A woman once forced into a life of sexual slavery and domestic labor has filed suit against the government of Niger. The case is being heard by the court of the Economic Community of West African states. The court, which has jurisdiction in all ECOWAS member states and is normally based in Nigeria, is hearing this case in Niger's capital, Niamey. VOA's Nico Colombant reports from our regional bureau in Dakar.
Hadijatou Mani is accusing Niger's government of failing to implement 2003 laws against slavery.
The case started Monday with several witnesses appearing before the court, including other former slaves, as well as Mani explaining her case.
A legal advisor helping her, Helen Duffy, usually based in The Hague, but now in Niamey, says the case is very significant.
"It is an opportunity for the victim in this case to get recognition of what she suffered for many years, but also for the practice of slavery to be exposed and for the state to be held responsible for its part in its failure to prevent slavery and for some ways encouraging it over many years," said Helen Duffy.
British-based Anti-Slavery International says Mani was sold when she was 12 for about $500 and forced to carry out unpaid work, while being beaten and sexually abused by the man who bought her.
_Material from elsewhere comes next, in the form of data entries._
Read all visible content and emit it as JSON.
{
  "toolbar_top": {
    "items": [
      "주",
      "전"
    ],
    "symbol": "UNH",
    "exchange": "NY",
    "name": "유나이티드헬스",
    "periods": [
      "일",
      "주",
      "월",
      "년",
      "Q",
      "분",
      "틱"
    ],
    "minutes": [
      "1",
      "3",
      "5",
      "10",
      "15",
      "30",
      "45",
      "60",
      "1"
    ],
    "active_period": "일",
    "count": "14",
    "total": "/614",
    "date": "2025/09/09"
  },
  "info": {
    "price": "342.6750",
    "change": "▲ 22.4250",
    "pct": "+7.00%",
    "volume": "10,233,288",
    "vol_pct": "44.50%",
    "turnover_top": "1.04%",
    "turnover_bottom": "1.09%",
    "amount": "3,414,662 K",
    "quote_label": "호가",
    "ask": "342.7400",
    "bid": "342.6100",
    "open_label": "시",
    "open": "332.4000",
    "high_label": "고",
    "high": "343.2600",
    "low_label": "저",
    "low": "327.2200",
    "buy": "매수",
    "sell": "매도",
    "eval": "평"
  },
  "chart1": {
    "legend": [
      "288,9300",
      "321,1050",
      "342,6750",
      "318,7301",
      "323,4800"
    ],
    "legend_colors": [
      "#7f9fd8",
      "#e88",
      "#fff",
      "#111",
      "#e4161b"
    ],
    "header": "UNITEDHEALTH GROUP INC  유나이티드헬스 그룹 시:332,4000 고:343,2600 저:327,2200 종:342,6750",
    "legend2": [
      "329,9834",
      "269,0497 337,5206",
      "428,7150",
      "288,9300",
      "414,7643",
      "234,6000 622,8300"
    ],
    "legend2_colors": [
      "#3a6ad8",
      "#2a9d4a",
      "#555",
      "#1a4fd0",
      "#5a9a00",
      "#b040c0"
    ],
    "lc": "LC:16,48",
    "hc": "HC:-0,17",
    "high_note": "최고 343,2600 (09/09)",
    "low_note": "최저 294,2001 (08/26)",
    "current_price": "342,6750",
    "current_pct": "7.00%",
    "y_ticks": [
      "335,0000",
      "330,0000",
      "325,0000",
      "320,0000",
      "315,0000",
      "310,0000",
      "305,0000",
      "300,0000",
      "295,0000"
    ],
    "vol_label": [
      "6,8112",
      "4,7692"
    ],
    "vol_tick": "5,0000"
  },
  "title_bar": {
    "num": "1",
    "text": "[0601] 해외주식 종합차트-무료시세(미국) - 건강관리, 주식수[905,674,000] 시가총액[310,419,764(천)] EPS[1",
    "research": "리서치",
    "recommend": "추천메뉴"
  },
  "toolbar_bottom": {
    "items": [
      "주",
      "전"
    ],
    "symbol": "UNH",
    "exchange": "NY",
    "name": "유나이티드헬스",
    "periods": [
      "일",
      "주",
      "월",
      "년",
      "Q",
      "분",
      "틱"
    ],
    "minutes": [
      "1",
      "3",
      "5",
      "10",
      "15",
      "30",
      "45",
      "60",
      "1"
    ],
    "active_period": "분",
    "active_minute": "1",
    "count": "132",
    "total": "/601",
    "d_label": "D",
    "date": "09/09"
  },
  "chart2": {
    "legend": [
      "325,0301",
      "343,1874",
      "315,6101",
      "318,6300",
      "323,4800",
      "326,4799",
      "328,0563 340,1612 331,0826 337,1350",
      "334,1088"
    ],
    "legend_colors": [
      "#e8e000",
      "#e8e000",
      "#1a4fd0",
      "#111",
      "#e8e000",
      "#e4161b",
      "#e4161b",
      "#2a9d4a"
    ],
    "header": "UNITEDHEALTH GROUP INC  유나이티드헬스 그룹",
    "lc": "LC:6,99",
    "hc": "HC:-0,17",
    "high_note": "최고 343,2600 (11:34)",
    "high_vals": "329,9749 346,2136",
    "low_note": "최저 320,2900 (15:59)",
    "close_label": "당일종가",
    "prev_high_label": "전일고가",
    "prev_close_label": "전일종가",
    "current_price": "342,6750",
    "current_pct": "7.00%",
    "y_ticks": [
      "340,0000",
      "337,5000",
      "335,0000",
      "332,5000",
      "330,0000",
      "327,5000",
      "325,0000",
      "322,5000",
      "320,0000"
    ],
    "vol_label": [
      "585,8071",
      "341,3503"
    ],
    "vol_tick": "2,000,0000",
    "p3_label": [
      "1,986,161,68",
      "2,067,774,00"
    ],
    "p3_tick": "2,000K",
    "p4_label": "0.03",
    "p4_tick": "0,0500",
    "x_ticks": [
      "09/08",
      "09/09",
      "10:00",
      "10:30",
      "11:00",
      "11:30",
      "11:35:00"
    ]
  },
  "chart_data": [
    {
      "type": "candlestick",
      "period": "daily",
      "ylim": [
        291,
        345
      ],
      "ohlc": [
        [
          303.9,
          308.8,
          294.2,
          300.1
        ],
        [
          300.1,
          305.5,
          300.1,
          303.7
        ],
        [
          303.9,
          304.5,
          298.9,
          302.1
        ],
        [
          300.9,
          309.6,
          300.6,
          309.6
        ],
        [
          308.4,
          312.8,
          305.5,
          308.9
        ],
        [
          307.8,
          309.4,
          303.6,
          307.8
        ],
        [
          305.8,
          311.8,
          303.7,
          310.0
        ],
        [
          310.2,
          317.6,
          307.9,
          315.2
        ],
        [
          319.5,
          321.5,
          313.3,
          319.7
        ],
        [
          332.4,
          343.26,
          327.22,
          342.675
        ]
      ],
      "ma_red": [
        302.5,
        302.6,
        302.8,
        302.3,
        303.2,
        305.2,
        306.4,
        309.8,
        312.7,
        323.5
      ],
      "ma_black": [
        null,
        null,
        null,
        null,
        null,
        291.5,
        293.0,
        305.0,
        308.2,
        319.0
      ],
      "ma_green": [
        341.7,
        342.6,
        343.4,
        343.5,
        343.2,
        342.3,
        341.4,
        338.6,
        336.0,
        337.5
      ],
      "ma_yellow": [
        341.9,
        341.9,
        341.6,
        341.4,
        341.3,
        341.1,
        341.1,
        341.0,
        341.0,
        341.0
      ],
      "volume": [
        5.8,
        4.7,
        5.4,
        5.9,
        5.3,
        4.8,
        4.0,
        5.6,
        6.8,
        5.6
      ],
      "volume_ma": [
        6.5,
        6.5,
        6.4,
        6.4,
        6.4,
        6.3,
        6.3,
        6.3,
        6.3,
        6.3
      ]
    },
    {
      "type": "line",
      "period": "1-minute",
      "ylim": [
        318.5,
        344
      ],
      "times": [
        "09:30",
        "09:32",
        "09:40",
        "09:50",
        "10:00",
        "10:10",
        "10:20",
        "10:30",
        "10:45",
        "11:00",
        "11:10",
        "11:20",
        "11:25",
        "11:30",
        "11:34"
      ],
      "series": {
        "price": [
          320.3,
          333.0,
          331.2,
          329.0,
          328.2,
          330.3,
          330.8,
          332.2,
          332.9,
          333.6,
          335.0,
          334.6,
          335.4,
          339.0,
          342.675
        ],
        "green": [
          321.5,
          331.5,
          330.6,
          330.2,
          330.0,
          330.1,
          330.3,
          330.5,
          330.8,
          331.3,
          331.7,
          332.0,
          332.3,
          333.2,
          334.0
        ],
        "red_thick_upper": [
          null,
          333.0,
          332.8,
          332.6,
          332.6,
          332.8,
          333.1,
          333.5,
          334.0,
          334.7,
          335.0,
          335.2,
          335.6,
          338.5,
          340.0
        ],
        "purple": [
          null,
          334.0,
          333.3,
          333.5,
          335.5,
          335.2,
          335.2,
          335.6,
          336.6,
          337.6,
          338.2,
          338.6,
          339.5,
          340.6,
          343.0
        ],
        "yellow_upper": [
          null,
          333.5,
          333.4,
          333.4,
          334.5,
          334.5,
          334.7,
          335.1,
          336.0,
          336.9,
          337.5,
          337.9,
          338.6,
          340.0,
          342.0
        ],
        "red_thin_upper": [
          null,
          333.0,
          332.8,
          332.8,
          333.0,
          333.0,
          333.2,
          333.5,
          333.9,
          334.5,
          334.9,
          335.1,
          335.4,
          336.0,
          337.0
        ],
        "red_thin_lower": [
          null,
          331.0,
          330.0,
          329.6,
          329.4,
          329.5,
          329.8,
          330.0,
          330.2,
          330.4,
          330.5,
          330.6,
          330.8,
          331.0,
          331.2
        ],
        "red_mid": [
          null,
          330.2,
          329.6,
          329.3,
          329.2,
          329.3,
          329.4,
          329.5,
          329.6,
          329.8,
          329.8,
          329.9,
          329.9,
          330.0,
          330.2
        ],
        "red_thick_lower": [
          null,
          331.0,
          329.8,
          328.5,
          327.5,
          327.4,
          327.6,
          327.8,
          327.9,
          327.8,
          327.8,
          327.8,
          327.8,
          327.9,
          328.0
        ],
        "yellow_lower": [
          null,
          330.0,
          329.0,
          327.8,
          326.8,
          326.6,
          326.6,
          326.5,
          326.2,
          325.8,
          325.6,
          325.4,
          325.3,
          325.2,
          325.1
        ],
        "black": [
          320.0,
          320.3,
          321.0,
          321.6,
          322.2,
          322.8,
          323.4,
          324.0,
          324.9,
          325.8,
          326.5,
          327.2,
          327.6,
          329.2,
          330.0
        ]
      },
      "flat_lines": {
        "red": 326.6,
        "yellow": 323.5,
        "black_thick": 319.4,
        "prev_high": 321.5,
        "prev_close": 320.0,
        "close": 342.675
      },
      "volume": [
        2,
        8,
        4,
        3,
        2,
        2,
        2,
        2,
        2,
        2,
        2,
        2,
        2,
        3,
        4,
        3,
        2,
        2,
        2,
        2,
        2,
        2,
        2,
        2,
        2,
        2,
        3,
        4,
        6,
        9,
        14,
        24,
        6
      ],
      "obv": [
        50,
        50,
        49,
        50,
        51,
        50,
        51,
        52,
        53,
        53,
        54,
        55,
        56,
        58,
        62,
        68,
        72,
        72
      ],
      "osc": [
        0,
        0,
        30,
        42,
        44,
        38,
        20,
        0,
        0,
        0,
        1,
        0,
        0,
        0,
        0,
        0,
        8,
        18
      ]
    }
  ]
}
The group says there are still more than 40,000 slaves in Niger. Human-rights groups based in Niger say the number is actually in the hundreds of thousands, and that common law still allows the practice.
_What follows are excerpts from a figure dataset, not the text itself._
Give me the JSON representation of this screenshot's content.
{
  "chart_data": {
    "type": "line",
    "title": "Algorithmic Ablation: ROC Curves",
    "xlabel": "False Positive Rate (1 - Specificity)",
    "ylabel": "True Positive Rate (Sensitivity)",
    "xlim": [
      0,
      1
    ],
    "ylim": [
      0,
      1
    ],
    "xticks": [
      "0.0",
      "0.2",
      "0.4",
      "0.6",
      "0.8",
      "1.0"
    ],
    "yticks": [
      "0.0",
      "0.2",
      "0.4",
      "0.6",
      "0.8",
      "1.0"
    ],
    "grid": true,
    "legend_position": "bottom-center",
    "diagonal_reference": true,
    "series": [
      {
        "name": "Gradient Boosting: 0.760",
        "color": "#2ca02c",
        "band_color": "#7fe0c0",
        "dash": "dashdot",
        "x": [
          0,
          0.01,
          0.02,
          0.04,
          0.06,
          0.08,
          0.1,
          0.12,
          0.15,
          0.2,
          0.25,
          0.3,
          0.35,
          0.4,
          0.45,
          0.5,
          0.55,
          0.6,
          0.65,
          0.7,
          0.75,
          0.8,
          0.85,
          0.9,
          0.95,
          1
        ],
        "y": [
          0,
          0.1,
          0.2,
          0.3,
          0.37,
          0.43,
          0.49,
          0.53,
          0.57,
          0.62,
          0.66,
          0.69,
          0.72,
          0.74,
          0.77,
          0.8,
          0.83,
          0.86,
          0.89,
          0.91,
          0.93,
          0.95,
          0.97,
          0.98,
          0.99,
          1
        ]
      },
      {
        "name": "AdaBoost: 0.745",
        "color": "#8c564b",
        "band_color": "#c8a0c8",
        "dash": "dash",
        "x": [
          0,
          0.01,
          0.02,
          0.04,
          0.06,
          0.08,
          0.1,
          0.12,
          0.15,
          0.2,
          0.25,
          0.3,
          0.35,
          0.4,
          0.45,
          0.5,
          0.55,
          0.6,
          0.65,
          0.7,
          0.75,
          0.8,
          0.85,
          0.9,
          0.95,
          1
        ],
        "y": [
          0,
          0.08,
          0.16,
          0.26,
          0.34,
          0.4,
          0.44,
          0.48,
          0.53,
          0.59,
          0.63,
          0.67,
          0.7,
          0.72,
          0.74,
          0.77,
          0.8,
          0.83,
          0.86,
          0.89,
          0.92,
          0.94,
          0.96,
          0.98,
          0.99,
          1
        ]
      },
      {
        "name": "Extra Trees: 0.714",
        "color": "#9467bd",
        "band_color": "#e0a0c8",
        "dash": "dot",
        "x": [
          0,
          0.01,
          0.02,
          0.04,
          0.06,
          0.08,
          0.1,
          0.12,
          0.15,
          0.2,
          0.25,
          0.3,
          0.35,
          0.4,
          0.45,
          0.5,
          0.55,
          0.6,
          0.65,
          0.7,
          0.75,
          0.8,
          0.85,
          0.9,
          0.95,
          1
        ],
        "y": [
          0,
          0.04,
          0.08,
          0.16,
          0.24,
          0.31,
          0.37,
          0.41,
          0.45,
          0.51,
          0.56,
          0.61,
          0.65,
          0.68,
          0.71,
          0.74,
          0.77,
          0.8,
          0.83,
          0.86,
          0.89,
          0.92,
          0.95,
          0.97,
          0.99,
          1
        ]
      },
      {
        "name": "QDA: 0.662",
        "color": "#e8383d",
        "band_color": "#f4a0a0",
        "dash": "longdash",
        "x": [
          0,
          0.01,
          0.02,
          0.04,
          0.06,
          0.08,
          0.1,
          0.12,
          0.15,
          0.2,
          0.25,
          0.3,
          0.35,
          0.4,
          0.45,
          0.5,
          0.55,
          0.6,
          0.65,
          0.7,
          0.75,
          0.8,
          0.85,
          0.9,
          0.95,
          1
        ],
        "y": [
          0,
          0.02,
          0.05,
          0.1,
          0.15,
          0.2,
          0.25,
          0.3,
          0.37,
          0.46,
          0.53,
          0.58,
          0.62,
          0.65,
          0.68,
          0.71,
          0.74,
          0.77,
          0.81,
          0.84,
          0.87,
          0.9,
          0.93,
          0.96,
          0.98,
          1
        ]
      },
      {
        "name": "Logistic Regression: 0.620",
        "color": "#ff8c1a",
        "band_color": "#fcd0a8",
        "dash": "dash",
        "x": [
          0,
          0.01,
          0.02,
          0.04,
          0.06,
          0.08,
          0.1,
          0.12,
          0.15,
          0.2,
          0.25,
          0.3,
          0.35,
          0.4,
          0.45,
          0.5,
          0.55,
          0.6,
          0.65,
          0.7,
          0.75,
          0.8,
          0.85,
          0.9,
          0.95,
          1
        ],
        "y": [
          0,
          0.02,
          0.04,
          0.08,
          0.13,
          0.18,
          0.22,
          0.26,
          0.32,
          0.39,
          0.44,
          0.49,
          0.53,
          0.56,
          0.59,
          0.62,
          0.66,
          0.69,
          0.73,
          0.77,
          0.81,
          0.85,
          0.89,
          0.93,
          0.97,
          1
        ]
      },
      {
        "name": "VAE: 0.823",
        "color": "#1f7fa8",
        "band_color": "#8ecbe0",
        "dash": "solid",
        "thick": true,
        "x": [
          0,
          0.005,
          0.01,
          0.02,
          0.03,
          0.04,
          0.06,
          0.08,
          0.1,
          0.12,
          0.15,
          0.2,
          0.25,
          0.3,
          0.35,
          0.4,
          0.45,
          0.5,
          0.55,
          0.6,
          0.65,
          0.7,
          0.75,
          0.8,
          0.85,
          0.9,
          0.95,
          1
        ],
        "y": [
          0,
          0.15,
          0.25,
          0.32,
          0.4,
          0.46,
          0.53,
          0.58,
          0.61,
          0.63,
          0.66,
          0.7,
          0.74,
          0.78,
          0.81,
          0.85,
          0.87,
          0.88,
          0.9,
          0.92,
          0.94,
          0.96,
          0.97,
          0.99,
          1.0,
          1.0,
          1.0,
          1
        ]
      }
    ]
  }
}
Niger's government calls those figures exaggerated. Officials say the 2003 law against slavery is being implemented, and that traditions are hard to break, but that authorities are doing everything they can to make sure laws are respected.
The new legislation sets sentences of up to 30 years and heavy fines for people convicted of keeping slaves, but very few cases involving slave owners have come through the court system.
Ilguilas Weila, the head of a Niger association called Timidria, says much more still needs to be done.
He says there are still three types of slavery, what he calls active slavery in rural areas, whereby people are still sold, passive slavery whereby members of lower castes work on land for members of higher castes in a feudal type of system, and city slavery, which he says affects many children who are forced to work for families other than their own.
In Mani's case, when she was released from slavery, she decided to marry a man she had freely chosen, but the man who had previously used her as a sex slave, said she was his wife.
A court found Mani guilty of bigamy and sentenced her to six months in jail.
Duffy says the government should be held responsible for allowing such a court decision to be made, despite the 2003 anti-slavery law.
"The problem in this case is not so much that the law in itself is inadequate, but that it is simply not applied," she said. "[The government] has to make sure that those that are applying the law know about the law, and understand the law, and understand the phenomenon that is being addressed."
She says the trial in Niamey, which is expected to last about one week, could help make the law clearer both for Niger and for other ECOWAS states where some critics say forced labor, especially among children, seems to be growing.